宮村優子&伊瀬茉莉也が語り合う「エヴァンゲリオン」がもたらした刺激。庵野秀明は「魂を削って、作品に注ぎ込む方」
「新劇場版」シリーズの最新作にして完結編となる『シン・エヴァンゲリオン劇場版』の公開から2年。いよいよ本作が、Blu-ray&DVD『シン・エヴァンゲリオン劇場版 EVANGELION:3.0+1.11 THRICE UPON A TIME』として発売となった。新規収録の特典映像には、『:Q』の前日譚となる「EVANGELION:3.0(-46h)」が加えられ、“空白の14年”の一端を目撃することができる。そこで特典映像で重要な人物として出演している式波・アスカ・ラングレー役の宮村優子と、北上ミドリ役の伊瀬茉莉也にインタビューを敢行。アスカとミドリの関係性に感じたことや、庵野秀明総監督との出会いがもたらしたものを語り合ってもらった。
「空白期間に対して、いろいろと想像が膨らんでいます」(宮村)
1995年にテレビシリーズ「新世紀エヴァンゲリオン」が放送スタートし、新作が発表されるごとに社会現象を巻き起こしてきた「エヴァンゲリオン」。庵野秀明が原作、脚本、総監督を務め、錚々たるスタッフやキャストが集結。新しいファンを獲得しながら、人気を拡大し続けてきた。本作は2007年から始まり、『:序』(07)、『:破』(09)、『:Q』(12)と続いてきた「新劇場版」シリーズの最新作にして完結編。エヴァンゲリオン初号機に乗り込み、使徒と戦う運命となった14歳の少年、碇シンジの成長を描く本シリーズで、宮村は、エヴァのパイロットの一人で、勝ち気ながら、孤独で複雑な内面を抱えたアスカを。伊瀬は、『:Q』から登場し、反ネルフ組織「ヴィレ」のメンバーで、シンジに警戒心を抱くミドリを演じた。
※本記事は、『シン・エヴァンゲリオン劇場版』および、「EVANGELION:3.0(-46h)」の核心に触れる記述を含みます。未見の方はご注意ください。
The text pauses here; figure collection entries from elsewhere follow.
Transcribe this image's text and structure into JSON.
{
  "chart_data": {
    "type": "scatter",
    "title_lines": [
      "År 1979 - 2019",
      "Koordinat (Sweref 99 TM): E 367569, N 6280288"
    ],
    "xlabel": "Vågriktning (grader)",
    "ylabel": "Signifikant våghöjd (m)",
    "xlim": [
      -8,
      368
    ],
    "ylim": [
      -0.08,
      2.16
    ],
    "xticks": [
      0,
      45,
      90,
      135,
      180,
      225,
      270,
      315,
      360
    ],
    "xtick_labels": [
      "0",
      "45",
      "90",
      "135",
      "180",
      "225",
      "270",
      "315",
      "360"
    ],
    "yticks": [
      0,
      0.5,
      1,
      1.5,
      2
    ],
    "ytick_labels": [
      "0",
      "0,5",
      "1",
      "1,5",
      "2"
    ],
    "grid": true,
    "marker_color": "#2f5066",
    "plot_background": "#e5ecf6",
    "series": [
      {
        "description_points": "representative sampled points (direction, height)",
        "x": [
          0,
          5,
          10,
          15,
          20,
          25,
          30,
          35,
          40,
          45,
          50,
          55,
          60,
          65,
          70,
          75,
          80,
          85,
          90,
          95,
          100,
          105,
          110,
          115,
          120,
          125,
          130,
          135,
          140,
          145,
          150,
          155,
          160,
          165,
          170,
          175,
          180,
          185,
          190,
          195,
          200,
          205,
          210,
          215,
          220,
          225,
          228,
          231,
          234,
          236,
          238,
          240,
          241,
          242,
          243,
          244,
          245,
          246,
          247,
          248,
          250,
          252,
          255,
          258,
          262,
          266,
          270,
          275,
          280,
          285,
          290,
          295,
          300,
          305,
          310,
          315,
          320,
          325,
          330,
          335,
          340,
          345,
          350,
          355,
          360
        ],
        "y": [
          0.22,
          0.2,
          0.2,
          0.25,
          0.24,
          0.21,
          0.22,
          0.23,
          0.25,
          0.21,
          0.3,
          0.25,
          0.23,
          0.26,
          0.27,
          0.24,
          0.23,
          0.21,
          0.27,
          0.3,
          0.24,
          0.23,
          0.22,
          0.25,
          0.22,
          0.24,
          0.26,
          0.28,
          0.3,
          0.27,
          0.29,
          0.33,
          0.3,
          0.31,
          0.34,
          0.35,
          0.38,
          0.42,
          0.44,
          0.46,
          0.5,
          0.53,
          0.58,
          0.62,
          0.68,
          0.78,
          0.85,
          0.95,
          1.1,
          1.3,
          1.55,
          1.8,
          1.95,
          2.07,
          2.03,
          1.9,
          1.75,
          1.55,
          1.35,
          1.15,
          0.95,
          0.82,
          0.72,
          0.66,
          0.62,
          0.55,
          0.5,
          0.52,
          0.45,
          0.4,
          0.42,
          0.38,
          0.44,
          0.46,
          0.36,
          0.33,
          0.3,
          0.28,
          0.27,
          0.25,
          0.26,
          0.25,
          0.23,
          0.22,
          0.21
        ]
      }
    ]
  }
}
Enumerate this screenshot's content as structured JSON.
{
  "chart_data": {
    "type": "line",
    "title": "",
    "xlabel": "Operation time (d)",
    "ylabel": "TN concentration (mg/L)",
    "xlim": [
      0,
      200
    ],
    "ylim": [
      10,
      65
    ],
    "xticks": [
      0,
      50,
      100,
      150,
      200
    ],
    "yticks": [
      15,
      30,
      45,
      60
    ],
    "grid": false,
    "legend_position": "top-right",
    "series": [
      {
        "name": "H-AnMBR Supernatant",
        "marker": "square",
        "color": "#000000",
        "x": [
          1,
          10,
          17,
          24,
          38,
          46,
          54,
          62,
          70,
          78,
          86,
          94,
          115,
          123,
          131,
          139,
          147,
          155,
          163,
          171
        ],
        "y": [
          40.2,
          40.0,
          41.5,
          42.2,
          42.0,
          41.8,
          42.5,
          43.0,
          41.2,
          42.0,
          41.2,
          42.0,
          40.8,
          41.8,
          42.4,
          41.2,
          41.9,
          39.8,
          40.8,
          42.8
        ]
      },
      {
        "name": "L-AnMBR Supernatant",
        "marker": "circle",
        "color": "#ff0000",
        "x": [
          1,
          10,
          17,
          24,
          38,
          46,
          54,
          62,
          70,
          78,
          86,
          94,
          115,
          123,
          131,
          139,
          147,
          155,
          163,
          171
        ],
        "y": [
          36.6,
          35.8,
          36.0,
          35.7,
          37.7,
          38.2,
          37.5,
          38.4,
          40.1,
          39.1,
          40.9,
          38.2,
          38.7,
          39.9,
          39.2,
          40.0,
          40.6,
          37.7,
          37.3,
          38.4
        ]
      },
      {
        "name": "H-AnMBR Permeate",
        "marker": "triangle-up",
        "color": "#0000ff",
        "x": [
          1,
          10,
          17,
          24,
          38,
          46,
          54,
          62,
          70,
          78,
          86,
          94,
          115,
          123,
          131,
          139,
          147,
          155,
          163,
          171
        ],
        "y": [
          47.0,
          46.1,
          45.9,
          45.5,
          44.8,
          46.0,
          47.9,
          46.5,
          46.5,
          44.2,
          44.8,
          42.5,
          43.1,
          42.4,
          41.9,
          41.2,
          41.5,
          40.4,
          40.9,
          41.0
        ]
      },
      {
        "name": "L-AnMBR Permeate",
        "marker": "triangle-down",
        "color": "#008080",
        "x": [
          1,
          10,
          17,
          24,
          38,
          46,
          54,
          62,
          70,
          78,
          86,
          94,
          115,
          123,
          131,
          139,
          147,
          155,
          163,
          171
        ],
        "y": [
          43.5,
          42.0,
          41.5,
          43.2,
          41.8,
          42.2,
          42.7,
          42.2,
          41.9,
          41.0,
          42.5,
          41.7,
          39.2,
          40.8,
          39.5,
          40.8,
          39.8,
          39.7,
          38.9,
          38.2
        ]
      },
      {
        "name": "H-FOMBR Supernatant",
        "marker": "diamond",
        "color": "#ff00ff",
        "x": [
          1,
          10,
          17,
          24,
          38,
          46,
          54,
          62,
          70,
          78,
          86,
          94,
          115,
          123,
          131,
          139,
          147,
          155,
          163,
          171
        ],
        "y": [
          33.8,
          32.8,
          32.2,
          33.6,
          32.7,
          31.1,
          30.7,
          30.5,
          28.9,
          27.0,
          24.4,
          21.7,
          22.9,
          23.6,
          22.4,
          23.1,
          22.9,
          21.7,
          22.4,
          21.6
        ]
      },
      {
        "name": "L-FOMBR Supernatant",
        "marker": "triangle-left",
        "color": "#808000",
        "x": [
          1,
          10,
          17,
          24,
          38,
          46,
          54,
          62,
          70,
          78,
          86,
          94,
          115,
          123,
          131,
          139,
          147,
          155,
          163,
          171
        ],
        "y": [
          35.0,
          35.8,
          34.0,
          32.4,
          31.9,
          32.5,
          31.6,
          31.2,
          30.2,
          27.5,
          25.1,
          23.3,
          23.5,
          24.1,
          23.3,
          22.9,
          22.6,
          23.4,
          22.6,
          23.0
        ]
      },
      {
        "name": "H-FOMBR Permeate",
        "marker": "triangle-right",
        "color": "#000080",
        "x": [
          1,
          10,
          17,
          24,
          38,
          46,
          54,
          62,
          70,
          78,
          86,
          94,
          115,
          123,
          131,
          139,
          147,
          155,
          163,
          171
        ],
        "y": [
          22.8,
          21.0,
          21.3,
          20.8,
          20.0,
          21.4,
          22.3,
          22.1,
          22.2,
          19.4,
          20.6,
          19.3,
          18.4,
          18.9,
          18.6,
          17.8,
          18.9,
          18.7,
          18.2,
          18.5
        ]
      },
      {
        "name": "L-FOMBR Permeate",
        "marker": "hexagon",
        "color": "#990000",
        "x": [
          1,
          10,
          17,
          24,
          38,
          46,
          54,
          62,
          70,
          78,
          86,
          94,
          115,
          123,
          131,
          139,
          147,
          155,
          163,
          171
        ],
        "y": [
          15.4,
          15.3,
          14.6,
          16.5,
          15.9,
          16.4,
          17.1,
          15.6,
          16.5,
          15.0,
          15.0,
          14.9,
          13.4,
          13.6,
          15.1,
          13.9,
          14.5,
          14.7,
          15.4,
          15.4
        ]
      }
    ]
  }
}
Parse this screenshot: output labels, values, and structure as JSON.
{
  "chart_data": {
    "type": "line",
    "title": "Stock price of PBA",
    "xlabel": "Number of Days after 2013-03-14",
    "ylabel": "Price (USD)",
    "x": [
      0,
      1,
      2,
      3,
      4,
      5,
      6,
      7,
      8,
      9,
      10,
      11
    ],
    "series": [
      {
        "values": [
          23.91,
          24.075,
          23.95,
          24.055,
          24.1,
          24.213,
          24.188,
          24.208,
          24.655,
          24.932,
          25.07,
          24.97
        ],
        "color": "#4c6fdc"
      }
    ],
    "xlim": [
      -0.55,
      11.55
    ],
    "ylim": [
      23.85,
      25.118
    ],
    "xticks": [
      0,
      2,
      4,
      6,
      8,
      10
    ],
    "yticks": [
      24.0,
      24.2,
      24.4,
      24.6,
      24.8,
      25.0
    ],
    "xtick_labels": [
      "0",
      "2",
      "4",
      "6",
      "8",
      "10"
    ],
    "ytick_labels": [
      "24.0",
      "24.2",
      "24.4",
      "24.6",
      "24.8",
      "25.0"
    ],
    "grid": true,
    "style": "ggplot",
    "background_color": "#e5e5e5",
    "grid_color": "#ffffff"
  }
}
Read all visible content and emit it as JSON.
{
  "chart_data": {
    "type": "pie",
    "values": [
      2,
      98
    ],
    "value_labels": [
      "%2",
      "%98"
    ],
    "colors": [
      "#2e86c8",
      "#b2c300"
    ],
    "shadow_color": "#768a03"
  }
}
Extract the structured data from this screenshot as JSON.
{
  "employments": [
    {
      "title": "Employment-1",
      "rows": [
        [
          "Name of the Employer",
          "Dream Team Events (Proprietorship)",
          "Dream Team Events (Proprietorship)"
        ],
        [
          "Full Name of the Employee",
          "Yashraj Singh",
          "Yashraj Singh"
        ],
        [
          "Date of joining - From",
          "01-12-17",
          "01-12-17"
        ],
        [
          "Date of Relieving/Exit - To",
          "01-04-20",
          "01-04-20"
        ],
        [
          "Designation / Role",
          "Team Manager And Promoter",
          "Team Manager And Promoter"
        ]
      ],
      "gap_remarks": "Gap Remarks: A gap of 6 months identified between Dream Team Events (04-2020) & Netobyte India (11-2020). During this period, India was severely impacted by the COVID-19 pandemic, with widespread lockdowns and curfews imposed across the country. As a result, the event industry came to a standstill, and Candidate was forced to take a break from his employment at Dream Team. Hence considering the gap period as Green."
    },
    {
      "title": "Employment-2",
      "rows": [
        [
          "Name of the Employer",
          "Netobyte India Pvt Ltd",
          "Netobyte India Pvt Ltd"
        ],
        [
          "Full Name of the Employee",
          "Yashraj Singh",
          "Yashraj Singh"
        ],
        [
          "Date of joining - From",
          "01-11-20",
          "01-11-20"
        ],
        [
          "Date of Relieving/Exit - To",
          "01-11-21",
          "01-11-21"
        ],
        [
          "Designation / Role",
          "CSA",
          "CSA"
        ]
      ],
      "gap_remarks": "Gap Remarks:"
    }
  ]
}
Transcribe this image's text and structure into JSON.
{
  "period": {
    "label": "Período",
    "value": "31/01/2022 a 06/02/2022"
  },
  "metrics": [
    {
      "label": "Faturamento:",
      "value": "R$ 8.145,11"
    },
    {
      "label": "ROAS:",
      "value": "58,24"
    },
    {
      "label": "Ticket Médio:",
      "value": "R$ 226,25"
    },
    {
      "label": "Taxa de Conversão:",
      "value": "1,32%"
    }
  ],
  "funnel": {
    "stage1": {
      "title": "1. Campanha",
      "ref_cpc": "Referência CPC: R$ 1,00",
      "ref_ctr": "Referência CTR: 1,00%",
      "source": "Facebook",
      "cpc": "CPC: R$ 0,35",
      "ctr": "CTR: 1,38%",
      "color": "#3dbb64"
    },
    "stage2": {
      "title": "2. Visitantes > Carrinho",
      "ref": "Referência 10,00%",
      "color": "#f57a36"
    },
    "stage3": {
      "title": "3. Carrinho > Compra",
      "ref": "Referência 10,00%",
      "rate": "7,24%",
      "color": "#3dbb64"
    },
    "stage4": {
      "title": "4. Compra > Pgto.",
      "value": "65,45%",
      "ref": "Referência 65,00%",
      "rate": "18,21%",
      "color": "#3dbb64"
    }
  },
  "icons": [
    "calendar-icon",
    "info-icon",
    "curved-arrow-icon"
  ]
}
――新規収録の特典映像「EVANGELION:3.0(-46h)」も大いに話題となっています。ニアサードインパクト後、アスカがミドリを助ける姿が描かれていましたが、お2人はその内容にどのような感想を持たれましたか?
宮村「アスカとマリ(真希波・マリ・イラストリアス)は、基本的にはヴィレのクルーたちみんなとどのような関わり合いがあったのか特に情報がなかったところもあって。それだけに今回、アスカとミドリに描かれていたような出会いや絆があったんだということがわかって、とてもうれしかったです。もしかしたら、ミドリがヴィレに入った時には、アスカに向かって『助けてもらったんです』と話しかけたりしたのかな…とかいろいろと想像すると、それもまたエモいです!」
――アスカの頑張り屋さんな一面も、目にすることができます。
宮村「そうなんですよね!アスカは常に、“自分がやらなきゃ”という気持ちに動かされている女の子で、ミドリにとってはヒーローとも言える存在だったわけです。でもアスカにとってはそれも、いろいろと行動を起こしてきたことのなかの一つ。ミドリと再会するまでは、その出来事も覚えていなかったんじゃないかなと思います。ヴィレに入ったミドリから過去の話を聞いて、『あ!あの時の!』と内心で感じたりしても、アスカはそれを言葉にはせず『ふーん、頑張りなさいよ』みたいな感じて答えたんじゃないかなって。そうやってどんどん、空白期間への想像が膨らんでいます(笑)」
――大変、想像しがいがあります。伊瀬さんはいかがでしょうか。
伊瀬「新規映像でまさかミドリにスポットライトが当たるとは思っていなかったので、私もとてもうれしかったです。ミドリがなぜヴィレの一員になったのか、そしてなぜミドリはシンジに対して複雑な想いを抱えているのか。今回の映像では、その理由がとてもわかりやすく描かれていました。またミドリの命を助けてくれたのがアスカだったことや、ミドリのピンクの髪色には、想像以上に重たい理由があるんだと、驚くことばかり。今回の台本をいただいた時には、設定画も一緒にいただいたんですが、そこに黒髪の女の子が描かれていたので、『違う役もやるのかな?』『いや違う、ミドリの幼いころなんだ。髪が黒い!』とびっくりしました」
――終劇を迎えてもなお、驚きをくれる作品なのですね。